In 1940, her father died as a result of
complications from diabetes when she was only eight
years old. As a result, his strictness and death
defined her poems and her relationships.
She started a journal at age eleven and published
her poems in regional newspapers and magazines.
COLLEGE
She attended Smith College where she was an
exceptional student, but in 1953 she left a note
saying she was going for a walk. She took a blanket,
a bottle of sleeping bills and water to the cellar and
fell unconscious. Her mother only waited a few hours
to phone the police and she was found the next day.
MARRIAGE AND DEATH
After graduating form Smith College, she went to Cambridge
on a Fulbright Scholarship where she met Ted Hughes. They
married a few months later.
In 1960, her first collection of poems, Colossus, was published.
After Ted left Plath in 1962 she fell into a deep depression.
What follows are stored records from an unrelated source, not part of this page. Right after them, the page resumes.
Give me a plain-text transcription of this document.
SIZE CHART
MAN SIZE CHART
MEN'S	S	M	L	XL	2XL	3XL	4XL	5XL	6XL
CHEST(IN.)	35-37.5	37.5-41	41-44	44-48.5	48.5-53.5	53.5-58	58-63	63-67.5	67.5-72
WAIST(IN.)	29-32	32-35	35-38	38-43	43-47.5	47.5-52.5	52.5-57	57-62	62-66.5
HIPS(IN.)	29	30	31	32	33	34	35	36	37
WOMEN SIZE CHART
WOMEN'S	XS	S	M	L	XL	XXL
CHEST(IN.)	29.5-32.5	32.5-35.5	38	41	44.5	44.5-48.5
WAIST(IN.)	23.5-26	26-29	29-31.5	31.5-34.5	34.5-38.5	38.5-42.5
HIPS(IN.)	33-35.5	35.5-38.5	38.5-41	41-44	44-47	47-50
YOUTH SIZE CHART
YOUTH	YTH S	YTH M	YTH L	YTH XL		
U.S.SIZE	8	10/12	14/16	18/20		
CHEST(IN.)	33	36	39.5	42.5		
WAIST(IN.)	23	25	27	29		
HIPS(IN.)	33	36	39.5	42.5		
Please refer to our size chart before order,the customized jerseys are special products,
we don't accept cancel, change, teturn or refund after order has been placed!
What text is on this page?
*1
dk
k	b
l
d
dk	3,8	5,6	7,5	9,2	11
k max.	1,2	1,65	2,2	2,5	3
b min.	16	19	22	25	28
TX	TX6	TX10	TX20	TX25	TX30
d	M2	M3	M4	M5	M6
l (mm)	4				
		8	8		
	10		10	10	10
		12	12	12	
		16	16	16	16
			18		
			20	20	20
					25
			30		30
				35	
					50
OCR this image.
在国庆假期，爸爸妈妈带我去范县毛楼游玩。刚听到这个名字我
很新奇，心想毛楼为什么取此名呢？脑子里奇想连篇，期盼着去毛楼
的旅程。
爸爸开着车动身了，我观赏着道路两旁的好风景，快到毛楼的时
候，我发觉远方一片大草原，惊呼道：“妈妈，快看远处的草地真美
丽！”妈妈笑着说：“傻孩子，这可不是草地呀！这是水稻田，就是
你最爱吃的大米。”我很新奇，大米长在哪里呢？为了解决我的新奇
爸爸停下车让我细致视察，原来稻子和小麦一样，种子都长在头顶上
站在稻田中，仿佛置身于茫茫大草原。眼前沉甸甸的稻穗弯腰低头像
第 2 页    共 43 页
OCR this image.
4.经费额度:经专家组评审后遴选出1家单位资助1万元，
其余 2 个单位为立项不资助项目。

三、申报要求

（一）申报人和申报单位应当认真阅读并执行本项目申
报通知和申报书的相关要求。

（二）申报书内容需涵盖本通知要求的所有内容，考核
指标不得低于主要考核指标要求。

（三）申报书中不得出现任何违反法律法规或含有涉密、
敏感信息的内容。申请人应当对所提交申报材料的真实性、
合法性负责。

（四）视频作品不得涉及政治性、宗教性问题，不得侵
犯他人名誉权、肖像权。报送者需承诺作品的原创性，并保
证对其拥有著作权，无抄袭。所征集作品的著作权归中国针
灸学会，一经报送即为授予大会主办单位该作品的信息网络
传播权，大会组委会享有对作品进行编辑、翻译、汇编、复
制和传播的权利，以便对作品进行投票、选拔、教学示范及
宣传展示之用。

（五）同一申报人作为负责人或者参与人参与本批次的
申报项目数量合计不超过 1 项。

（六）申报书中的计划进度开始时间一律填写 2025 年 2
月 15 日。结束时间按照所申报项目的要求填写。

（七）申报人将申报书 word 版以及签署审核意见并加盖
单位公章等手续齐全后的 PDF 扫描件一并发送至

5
In
1963 she published an autobiography under Vitoria Lucas.
On February 11, 1963, Plath wrote a note to her downstairs
neighbor and then committed suicide using her gas oven.
BACKGROUND OF THE POEM
The poem was written by Sylvia Plath in 1961. It
was published by Faber and Faber eight years after
her death in 1971 as part of the collection Crossing
the Water.
CONTINUED BACKGROUND
Point of View: First Person
Speaker: The mirror/lake
Type: Free Verse
THEME
Pain comes with losing ones innocence and youth
because society values beauty and youthfulness
more than the truth.
FIRST STANZA
I am silver and exact. I have no preconceptions.
Whatever I see I swallow immediately
Just as it is, unmisted by love or dislike.
I am not cruel, only truthful,
The eye of a little god, four-cornered.
Most of the time I meditate on the opposite wall.
It is pink, with speckles. I have looked at it so long
I think it is part of my heart. But it flickers.
Faces and darkness separate us over and over.
SECOND STANZA
Now I am a lake. A woman bends over me,
Searching my reaches for what she really is.
Then she turns to those liars, the candle or the moon.
I see her back, and reflect it faithfully.
She rewards me with tears and an agitation of hands.
I am important to her. She comes and goes.
Each morning it is her face that replaces the darkness.
In me she has drowned a young girl, and in me an old woman.
Rises toward her day after day, like a terrible fish.